I live in Arizona, in the South West, U.S. I was drawing a married couple at an event and we got on the subject of music. I told them how much I loved it! How music was initially my college major and how I pursued being a “pop star”. She got excited!
She started suggesting ways I could still follow my dream. She brought up The Voice, American Idol, and America’s Got Talent. She mentioned ways I could go viral. It was adorable! Keep in mind when I was in college the Internet was barely a thing and singers weren’t uploading videos to YouTube and TikTok every five minutes.
I told her thank you and that I appreciated the support. But I figured I should stop her because I was a bit of a lost cause. In the few years I pursued music I learned what I already knew about being an artist. I told her, “I learned what it took to be a great musician and I wasn’t willing to pay the price.”
That’s why I was cool with shifting gears and changing majors. Happy about it, really. To me it was like going to a bench press at the gym and loading it up with 400 pounds of plates. I’d LOVE to be able to bench press 400 pounds but if I tried it today I’d become VERY familiar with the inside of an E.R. at a hospital.
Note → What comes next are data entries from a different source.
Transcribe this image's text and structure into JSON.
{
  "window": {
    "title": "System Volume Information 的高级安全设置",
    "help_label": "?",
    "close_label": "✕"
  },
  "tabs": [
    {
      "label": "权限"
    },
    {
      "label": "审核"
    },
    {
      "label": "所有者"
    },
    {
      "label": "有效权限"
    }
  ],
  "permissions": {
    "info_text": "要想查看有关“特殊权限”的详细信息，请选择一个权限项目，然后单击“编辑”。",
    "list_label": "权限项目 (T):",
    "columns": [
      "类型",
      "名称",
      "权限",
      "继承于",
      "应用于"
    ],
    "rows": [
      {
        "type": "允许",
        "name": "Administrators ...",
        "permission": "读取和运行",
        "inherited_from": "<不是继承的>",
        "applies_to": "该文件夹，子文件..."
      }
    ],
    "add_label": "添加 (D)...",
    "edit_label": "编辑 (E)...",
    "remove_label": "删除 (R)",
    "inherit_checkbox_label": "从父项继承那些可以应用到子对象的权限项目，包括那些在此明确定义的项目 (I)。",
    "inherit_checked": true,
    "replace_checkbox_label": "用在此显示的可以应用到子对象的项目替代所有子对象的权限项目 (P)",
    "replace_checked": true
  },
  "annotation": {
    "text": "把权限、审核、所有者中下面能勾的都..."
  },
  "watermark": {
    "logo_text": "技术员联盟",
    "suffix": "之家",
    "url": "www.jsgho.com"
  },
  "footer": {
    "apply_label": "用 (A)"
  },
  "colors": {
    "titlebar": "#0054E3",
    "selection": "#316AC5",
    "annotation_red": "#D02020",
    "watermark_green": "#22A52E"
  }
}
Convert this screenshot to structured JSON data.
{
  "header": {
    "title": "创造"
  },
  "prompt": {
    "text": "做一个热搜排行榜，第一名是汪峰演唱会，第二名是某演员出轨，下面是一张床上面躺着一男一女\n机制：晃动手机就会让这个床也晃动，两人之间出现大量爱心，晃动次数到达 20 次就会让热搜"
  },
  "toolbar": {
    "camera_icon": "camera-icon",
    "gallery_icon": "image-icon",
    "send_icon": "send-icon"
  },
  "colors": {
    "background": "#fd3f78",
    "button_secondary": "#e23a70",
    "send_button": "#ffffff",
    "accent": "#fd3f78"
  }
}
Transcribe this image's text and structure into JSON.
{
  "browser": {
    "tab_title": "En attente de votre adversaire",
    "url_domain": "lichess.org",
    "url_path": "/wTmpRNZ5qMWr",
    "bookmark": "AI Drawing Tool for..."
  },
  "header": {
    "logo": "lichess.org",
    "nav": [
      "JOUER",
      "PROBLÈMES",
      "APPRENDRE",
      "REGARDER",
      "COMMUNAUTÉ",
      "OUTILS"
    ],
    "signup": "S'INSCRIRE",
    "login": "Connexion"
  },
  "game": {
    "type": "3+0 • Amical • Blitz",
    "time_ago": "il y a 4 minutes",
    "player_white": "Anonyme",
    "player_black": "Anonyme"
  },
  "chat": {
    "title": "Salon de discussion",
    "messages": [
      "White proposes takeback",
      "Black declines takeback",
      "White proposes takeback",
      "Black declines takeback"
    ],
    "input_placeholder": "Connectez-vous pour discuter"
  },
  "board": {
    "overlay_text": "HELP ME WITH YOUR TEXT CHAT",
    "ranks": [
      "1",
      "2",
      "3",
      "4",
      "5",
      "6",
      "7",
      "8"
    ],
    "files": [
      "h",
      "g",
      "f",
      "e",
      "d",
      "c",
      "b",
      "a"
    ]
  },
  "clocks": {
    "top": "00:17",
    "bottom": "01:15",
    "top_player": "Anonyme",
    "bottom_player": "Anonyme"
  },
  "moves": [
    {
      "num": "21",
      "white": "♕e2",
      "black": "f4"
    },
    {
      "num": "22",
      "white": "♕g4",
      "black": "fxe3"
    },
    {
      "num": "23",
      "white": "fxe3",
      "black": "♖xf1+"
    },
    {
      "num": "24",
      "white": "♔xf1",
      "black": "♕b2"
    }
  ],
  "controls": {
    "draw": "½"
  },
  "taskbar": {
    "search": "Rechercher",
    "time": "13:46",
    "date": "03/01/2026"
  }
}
That’s why I sometimes laugh when people preach about monetizing doing what you love. I LOVE music. As much as I love art but I never studied it until college. I think I wrote good lyrics but I was mediocre with the music part. On the other hand I love art AND I was already good at it because I drew since birth. Really. My mom told I came out the womb and snatched the nurses #2 pencil and I started scribbling.
Ok, maybe that’s not true.
But my point is this.
All success has a price. When it came to art I knew the price I had to pay to be good at it and I chose to focus on art instead instead of music. By the time I was 18 I had thousands of hours clocked in as an artist. By the end of my first college music theory class, do you wanna know how many hours of music I had? One.
Find out the price you need to pay and do the work. And you’ll find a way to love it.